The story “60 Minutes” ran two weeks ago regarding Congress’ unfair trading advantage is garnering a lot of attention. And deservedly so.
Put simply, the 15-minute piece described how Congressional insiders aren’t just “serving the country” as they’d like you to believe.
Far from it, in fact.
The reality is that Beltway insiders are also unabashedly leveraging their elected office to enrich themselves financially.
One way they’re able to amass wealth beyond their salaries is via the stock market.
You see, by virtue of sitting on various Congressional committees, policymakers have access to incredible market-moving information.
If the drug manufacturer were a publicly traded company, you could arguably make a fortune.
Although we (the People) would face serious consequences for acting on such information, it’s perfectly legal for Congress.
At least for now.
Members of Congress are still subject to the very same insider trading laws as the rest of us.
However, these laws don’t apply to non-public information about current or upcoming Congressional activity – likely because Congress isn’t expressly forbidden from revealing it.
Are members using this information? An independent study from The Berkley Electronic Press suggests that they likely are…
Its research found that a portfolio mimicking the purchases of House members beats the market by approximately 6% annually. Senators see similarly abnormal market returns.
But Congress’ gravy train may soon be over.
Since the show aired, two separate bills have been proposed.
Sen. Scott Brown, R-Mass., introduced the Stop Trading on Congressional Knowledge (STOCK) Act of 2011, which would prohibit members or employees of Congress from using non-public information obtained through their public service for personal financial gain.
Sen.

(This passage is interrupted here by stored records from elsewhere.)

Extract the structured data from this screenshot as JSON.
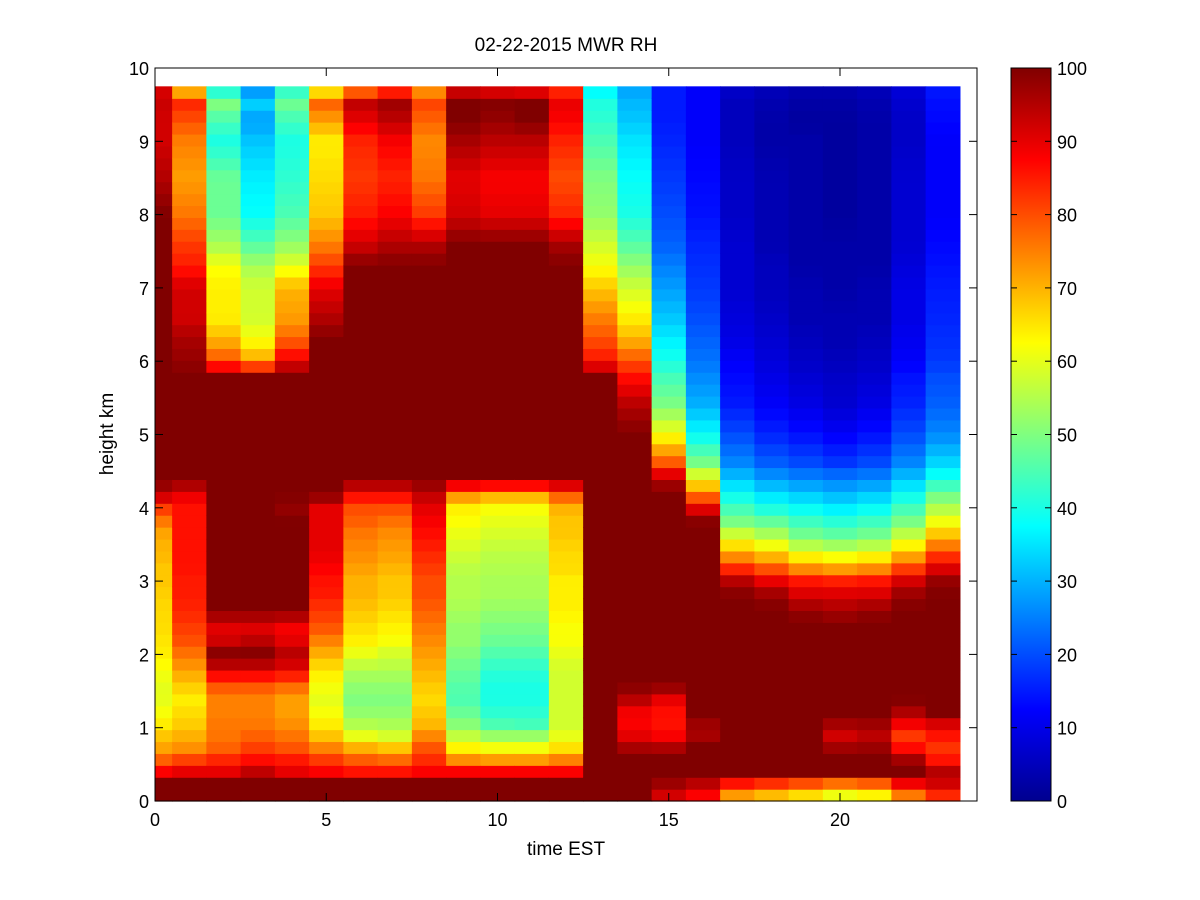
{
  "chart_data": {
    "type": "heatmap",
    "title": "02-22-2015 MWR RH",
    "xlabel": "time EST",
    "ylabel": "height km",
    "xlim": [
      0,
      24
    ],
    "ylim": [
      0,
      10
    ],
    "xticks": [
      "0",
      "5",
      "10",
      "15",
      "20"
    ],
    "yticks": [
      "0",
      "1",
      "2",
      "3",
      "4",
      "5",
      "6",
      "7",
      "8",
      "9",
      "10"
    ],
    "colorbar": {
      "colormap": "jet",
      "clim": [
        0,
        100
      ],
      "ticks": [
        "0",
        "10",
        "20",
        "30",
        "40",
        "50",
        "60",
        "70",
        "80",
        "90",
        "100"
      ]
    },
    "x": [
      0,
      1,
      2,
      3,
      4,
      5,
      6,
      7,
      8,
      9,
      10,
      11,
      12,
      13,
      14,
      15,
      16,
      17,
      18,
      19,
      20,
      21,
      22,
      23
    ],
    "data_top_km": 9.75,
    "profiles": {
      "heights_km": [
        0,
        0.1,
        0.2,
        0.3,
        0.4,
        0.5,
        0.6,
        0.7,
        0.8,
        0.9,
        1.0,
        1.2,
        1.4,
        1.6,
        1.8,
        2.0,
        2.2,
        2.4,
        2.6,
        2.8,
        3.0,
        3.2,
        3.4,
        3.6,
        3.8,
        4.0,
        4.2,
        4.4,
        4.6,
        5.0,
        5.4,
        5.8,
        6.0,
        6.3,
        6.6,
        7.0,
        7.3,
        7.6,
        8.0,
        8.5,
        9.0,
        9.3,
        9.6,
        9.75
      ],
      "rh_percent": [
        [
          100,
          100,
          100,
          100,
          88,
          85,
          75,
          72,
          70,
          68,
          65,
          62,
          60,
          60,
          62,
          64,
          65,
          66,
          66,
          67,
          68,
          68,
          70,
          70,
          75,
          82,
          95,
          100,
          100,
          100,
          100,
          100,
          100,
          100,
          100,
          100,
          100,
          100,
          100,
          95,
          92,
          92,
          93,
          90
        ],
        [
          100,
          100,
          100,
          100,
          90,
          88,
          78,
          74,
          72,
          70,
          68,
          66,
          64,
          68,
          72,
          76,
          80,
          82,
          84,
          85,
          85,
          86,
          86,
          86,
          86,
          86,
          90,
          100,
          100,
          100,
          100,
          100,
          98,
          96,
          92,
          92,
          85,
          82,
          76,
          72,
          75,
          80,
          85,
          55
        ],
        [
          100,
          100,
          100,
          100,
          90,
          88,
          82,
          78,
          78,
          76,
          76,
          75,
          75,
          80,
          92,
          100,
          92,
          90,
          100,
          100,
          100,
          100,
          100,
          100,
          100,
          100,
          100,
          100,
          100,
          100,
          100,
          100,
          80,
          70,
          64,
          64,
          62,
          54,
          48,
          48,
          40,
          45,
          52,
          30
        ],
        [
          100,
          100,
          100,
          100,
          94,
          90,
          85,
          82,
          80,
          78,
          76,
          75,
          75,
          80,
          92,
          100,
          94,
          90,
          100,
          100,
          100,
          100,
          100,
          100,
          100,
          100,
          100,
          100,
          100,
          100,
          100,
          100,
          72,
          62,
          58,
          58,
          54,
          46,
          38,
          36,
          32,
          28,
          35,
          20
        ],
        [
          100,
          100,
          100,
          100,
          90,
          88,
          84,
          80,
          78,
          76,
          74,
          72,
          72,
          78,
          90,
          95,
          90,
          88,
          100,
          100,
          100,
          100,
          100,
          100,
          100,
          98,
          100,
          100,
          100,
          100,
          100,
          100,
          90,
          78,
          72,
          70,
          60,
          52,
          45,
          42,
          40,
          44,
          50,
          35
        ],
        [
          100,
          100,
          100,
          100,
          88,
          86,
          80,
          76,
          72,
          68,
          65,
          62,
          60,
          62,
          65,
          70,
          75,
          80,
          82,
          85,
          86,
          88,
          90,
          90,
          90,
          90,
          100,
          100,
          100,
          100,
          100,
          100,
          100,
          100,
          95,
          90,
          82,
          75,
          68,
          66,
          64,
          72,
          80,
          50
        ],
        [
          100,
          100,
          100,
          100,
          86,
          84,
          76,
          72,
          66,
          60,
          56,
          52,
          50,
          52,
          55,
          60,
          64,
          66,
          68,
          70,
          70,
          72,
          74,
          75,
          78,
          80,
          88,
          100,
          100,
          100,
          100,
          100,
          100,
          100,
          100,
          100,
          100,
          92,
          85,
          82,
          84,
          90,
          95,
          60
        ],
        [
          100,
          100,
          100,
          100,
          86,
          84,
          74,
          70,
          64,
          58,
          55,
          52,
          50,
          52,
          55,
          58,
          62,
          64,
          66,
          68,
          68,
          70,
          72,
          73,
          76,
          80,
          88,
          100,
          100,
          100,
          100,
          100,
          100,
          100,
          100,
          100,
          100,
          95,
          88,
          84,
          88,
          94,
          98,
          70
        ],
        [
          100,
          100,
          100,
          100,
          88,
          86,
          82,
          80,
          78,
          74,
          70,
          68,
          66,
          68,
          70,
          72,
          74,
          76,
          78,
          80,
          80,
          82,
          84,
          86,
          88,
          90,
          94,
          100,
          100,
          100,
          100,
          100,
          100,
          100,
          100,
          100,
          100,
          95,
          82,
          76,
          74,
          78,
          82,
          65
        ],
        [
          100,
          100,
          100,
          100,
          88,
          86,
          68,
          64,
          62,
          56,
          52,
          48,
          45,
          46,
          48,
          50,
          52,
          52,
          54,
          55,
          55,
          56,
          58,
          60,
          62,
          64,
          75,
          100,
          100,
          100,
          100,
          100,
          100,
          100,
          100,
          100,
          100,
          100,
          92,
          90,
          96,
          100,
          100,
          85
        ],
        [
          100,
          100,
          100,
          100,
          88,
          86,
          66,
          62,
          60,
          52,
          46,
          42,
          40,
          40,
          42,
          45,
          48,
          50,
          52,
          54,
          54,
          55,
          56,
          58,
          60,
          62,
          72,
          100,
          100,
          100,
          100,
          100,
          100,
          100,
          100,
          100,
          100,
          100,
          90,
          88,
          94,
          98,
          100,
          82
        ],
        [
          100,
          100,
          100,
          100,
          88,
          86,
          66,
          62,
          60,
          52,
          45,
          42,
          40,
          40,
          42,
          45,
          48,
          50,
          52,
          54,
          54,
          55,
          56,
          58,
          60,
          62,
          72,
          100,
          100,
          100,
          100,
          100,
          100,
          100,
          100,
          100,
          100,
          100,
          90,
          88,
          94,
          100,
          100,
          80
        ],
        [
          100,
          100,
          100,
          100,
          88,
          86,
          70,
          66,
          64,
          60,
          58,
          58,
          58,
          58,
          58,
          60,
          62,
          62,
          64,
          64,
          64,
          66,
          66,
          68,
          68,
          70,
          80,
          100,
          100,
          100,
          100,
          100,
          100,
          100,
          100,
          100,
          100,
          96,
          84,
          80,
          84,
          88,
          90,
          78
        ],
        [
          100,
          100,
          100,
          100,
          100,
          100,
          100,
          100,
          100,
          100,
          100,
          100,
          100,
          100,
          100,
          100,
          100,
          100,
          100,
          100,
          100,
          100,
          100,
          100,
          100,
          100,
          100,
          100,
          100,
          100,
          100,
          100,
          86,
          80,
          75,
          68,
          62,
          58,
          52,
          50,
          45,
          42,
          40,
          35
        ],
        [
          100,
          100,
          100,
          100,
          100,
          100,
          100,
          98,
          92,
          90,
          88,
          88,
          95,
          100,
          100,
          100,
          100,
          100,
          100,
          100,
          100,
          100,
          100,
          100,
          100,
          100,
          100,
          100,
          100,
          100,
          95,
          86,
          80,
          70,
          64,
          58,
          52,
          46,
          40,
          38,
          35,
          32,
          30,
          28
        ],
        [
          100,
          90,
          95,
          100,
          100,
          100,
          100,
          98,
          90,
          88,
          86,
          86,
          90,
          100,
          100,
          100,
          100,
          100,
          100,
          100,
          100,
          100,
          100,
          100,
          100,
          100,
          100,
          95,
          80,
          62,
          50,
          44,
          40,
          36,
          32,
          28,
          25,
          22,
          20,
          18,
          16,
          15,
          15,
          15
        ],
        [
          100,
          85,
          90,
          100,
          100,
          100,
          100,
          100,
          100,
          96,
          96,
          100,
          100,
          100,
          100,
          100,
          100,
          100,
          100,
          100,
          100,
          100,
          100,
          100,
          100,
          90,
          75,
          62,
          50,
          38,
          30,
          26,
          24,
          22,
          20,
          18,
          17,
          16,
          14,
          13,
          12,
          12,
          12,
          12
        ],
        [
          100,
          66,
          75,
          100,
          100,
          100,
          100,
          100,
          100,
          100,
          100,
          100,
          100,
          100,
          100,
          100,
          100,
          100,
          100,
          100,
          95,
          82,
          70,
          60,
          50,
          44,
          38,
          32,
          26,
          20,
          15,
          13,
          12,
          10,
          9,
          8,
          8,
          8,
          7,
          7,
          6,
          6,
          6,
          8
        ],
        [
          100,
          62,
          70,
          100,
          100,
          100,
          100,
          100,
          100,
          100,
          100,
          100,
          100,
          100,
          100,
          100,
          100,
          100,
          100,
          98,
          90,
          78,
          66,
          56,
          48,
          40,
          34,
          28,
          22,
          16,
          12,
          10,
          9,
          8,
          7,
          6,
          6,
          5,
          5,
          5,
          4,
          4,
          5,
          6
        ],
        [
          100,
          58,
          66,
          98,
          100,
          100,
          100,
          100,
          100,
          100,
          100,
          100,
          100,
          100,
          100,
          100,
          100,
          100,
          98,
          92,
          86,
          72,
          60,
          50,
          44,
          38,
          32,
          26,
          20,
          14,
          10,
          8,
          7,
          6,
          5,
          5,
          4,
          4,
          4,
          4,
          4,
          3,
          4,
          5
        ],
        [
          100,
          52,
          60,
          98,
          100,
          100,
          100,
          98,
          94,
          92,
          95,
          100,
          100,
          100,
          100,
          100,
          100,
          100,
          96,
          92,
          85,
          70,
          58,
          48,
          42,
          36,
          30,
          25,
          18,
          12,
          8,
          7,
          6,
          5,
          5,
          4,
          4,
          4,
          3,
          3,
          3,
          3,
          4,
          5
        ],
        [
          100,
          55,
          62,
          100,
          100,
          100,
          100,
          98,
          96,
          94,
          96,
          100,
          100,
          100,
          100,
          100,
          100,
          100,
          98,
          92,
          86,
          72,
          60,
          50,
          44,
          38,
          32,
          26,
          20,
          14,
          10,
          8,
          7,
          6,
          5,
          5,
          4,
          4,
          4,
          4,
          4,
          4,
          5,
          6
        ],
        [
          100,
          70,
          80,
          100,
          100,
          100,
          95,
          88,
          84,
          82,
          86,
          95,
          100,
          100,
          100,
          100,
          100,
          100,
          100,
          98,
          92,
          80,
          68,
          58,
          50,
          44,
          38,
          32,
          26,
          20,
          16,
          14,
          12,
          11,
          10,
          10,
          9,
          8,
          8,
          8,
          7,
          7,
          8,
          9
        ],
        [
          100,
          80,
          86,
          100,
          95,
          90,
          84,
          82,
          84,
          86,
          88,
          100,
          100,
          100,
          100,
          100,
          100,
          100,
          100,
          100,
          98,
          90,
          80,
          70,
          62,
          55,
          48,
          40,
          34,
          26,
          22,
          20,
          18,
          17,
          16,
          15,
          14,
          13,
          12,
          12,
          12,
          13,
          14,
          15
        ]
      ]
    }
  }
}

Kirsten Gillibrand, D-N.Y., is introducing a slightly different version of the legislation.
Although I applaud their efforts, here’s another trend that smells equally suspicious…
“Come Work for Us!”
Why didn’t politicians do more in the face of the financial crisis, hiding behind rhetoric like, “Too big to fail?”
It may have to do with Wall Street’s ability to buy political influence.
In 2009, the financial sector spent more than $300 million in its efforts to lobby Congress.
Lobbying may be the ultimate proof of a rigged game because this is where we’re able to trace a direct connection between the Wall Street and D.C. lawmakers.
Put simply, lobbyists are paid to persuade legislators to vote for legislation in favor of big corporations and banks.
In the 1970s, only a small percentage – about 3% – of retiring members of Congress went on to become lobbyists.
But by 2009, more than 30% did, as the profession grew incredibly lucrative.
Wall Street is very generous when it comes to buying influence – former chairs of Congressional committees and subcommittees are paid upwards of $2 million a year to influence legislation in their former committees.
Between 1998 and 2004, more than 2,200 former federal officials registered as lobbyists, according to the Center for Public Integrity.
And according to the Center for Responsive Politics, spending on lobbyists escalated from $1.44 billion in 1998 to $3.47 billion in 2009.
Here’s a scary statistic…
Banks, realtors and insurers have 940 former federal employees – 70 of which are former members of Congress – on their payrolls as lobbyists.
Now can you appreciate just how much the deck is stacked against us?